Why? Because all politicians in Scotland rely on Scottish Enterprise to have an ideology on their behalf, and it don't have one either. Scottish economic policy is a continual feedback loop of previous Scottish economy policy and has been since the early 1980s. That's when 'inward investment' became the big theory.

That is a theory of growth, kind of. In reality it was a theory of development. The original phase of inward investment was driven by 'Silicon Glen', and the goal was to modernise the economy by encouraging high-tech investment which would create full ecosystems of high-tech support businesses and domestic start-ups.

Except that isn't what happened and by the time of the Chungwa debacle this entire theory of inward investment should have died. Except it never did, and it is undermining any credible plan for Scotland's economy, in exactly the same way that Reeves is doing to herself with her rag-tag of self-defeating policy soundbites (they're not really policies...).

No foreign investor is building factories in Scotland, they're buying up Scottish assets and speculating on them. This removes these assets from the economy and prevents indigenous businesses from using them to grow. It's exactly like Scottish housing economics where 80 per cent of housing is explicitly built to be unaffordable and is built by foreign companies.

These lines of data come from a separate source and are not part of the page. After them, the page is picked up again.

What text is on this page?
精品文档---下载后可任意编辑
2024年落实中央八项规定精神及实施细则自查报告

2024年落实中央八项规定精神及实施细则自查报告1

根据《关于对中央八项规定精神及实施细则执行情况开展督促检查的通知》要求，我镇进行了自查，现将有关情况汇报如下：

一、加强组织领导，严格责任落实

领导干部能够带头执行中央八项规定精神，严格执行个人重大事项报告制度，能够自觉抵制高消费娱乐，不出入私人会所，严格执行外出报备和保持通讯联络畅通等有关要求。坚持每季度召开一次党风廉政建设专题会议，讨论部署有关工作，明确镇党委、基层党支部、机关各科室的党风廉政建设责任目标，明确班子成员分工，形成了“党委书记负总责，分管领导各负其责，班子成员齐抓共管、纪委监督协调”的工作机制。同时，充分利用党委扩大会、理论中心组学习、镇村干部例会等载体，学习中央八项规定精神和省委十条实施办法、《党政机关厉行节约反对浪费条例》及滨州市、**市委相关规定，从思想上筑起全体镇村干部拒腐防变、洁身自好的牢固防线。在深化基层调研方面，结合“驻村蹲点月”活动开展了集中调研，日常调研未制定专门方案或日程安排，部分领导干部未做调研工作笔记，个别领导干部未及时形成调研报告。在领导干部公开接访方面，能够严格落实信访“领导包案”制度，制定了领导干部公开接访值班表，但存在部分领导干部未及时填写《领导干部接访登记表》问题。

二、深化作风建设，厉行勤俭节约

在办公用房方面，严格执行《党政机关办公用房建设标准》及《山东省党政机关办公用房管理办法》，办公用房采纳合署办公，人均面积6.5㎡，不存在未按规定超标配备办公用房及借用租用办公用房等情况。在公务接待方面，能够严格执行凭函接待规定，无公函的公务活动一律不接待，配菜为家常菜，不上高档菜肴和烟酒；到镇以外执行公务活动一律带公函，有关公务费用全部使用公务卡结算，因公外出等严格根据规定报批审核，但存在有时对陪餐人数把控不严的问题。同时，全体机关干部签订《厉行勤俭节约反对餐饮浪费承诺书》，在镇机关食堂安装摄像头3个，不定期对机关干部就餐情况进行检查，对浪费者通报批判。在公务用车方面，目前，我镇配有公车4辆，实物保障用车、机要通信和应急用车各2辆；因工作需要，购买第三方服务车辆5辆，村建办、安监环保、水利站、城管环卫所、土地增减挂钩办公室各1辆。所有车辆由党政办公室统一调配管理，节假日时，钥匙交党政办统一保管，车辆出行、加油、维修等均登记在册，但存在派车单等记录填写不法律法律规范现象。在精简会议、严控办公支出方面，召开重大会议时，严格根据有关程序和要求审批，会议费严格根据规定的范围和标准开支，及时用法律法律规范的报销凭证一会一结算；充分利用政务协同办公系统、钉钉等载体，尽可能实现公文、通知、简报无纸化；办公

It takes money out of the pockets of Scottish consumers, hands it to English-based mortgage providers who facilitate that money going to English-based property developers. Over and over again Scotland, by having no underpinning theory of what it is doing in the economy, is undermining itself by pursuing actions which keep cancelling each other out – and worse. It is why we export our national wealth at a rate which is simply not suffered by any comparator nation.

So every time a politician says they're focussed on economic growth, see if you can work out how they plan to do it. If there is no theory behind their actions, it is as likely that the actions will cancel each other out or actually make things worse as better. Scotland needs to escape this directionless loop – with urgency.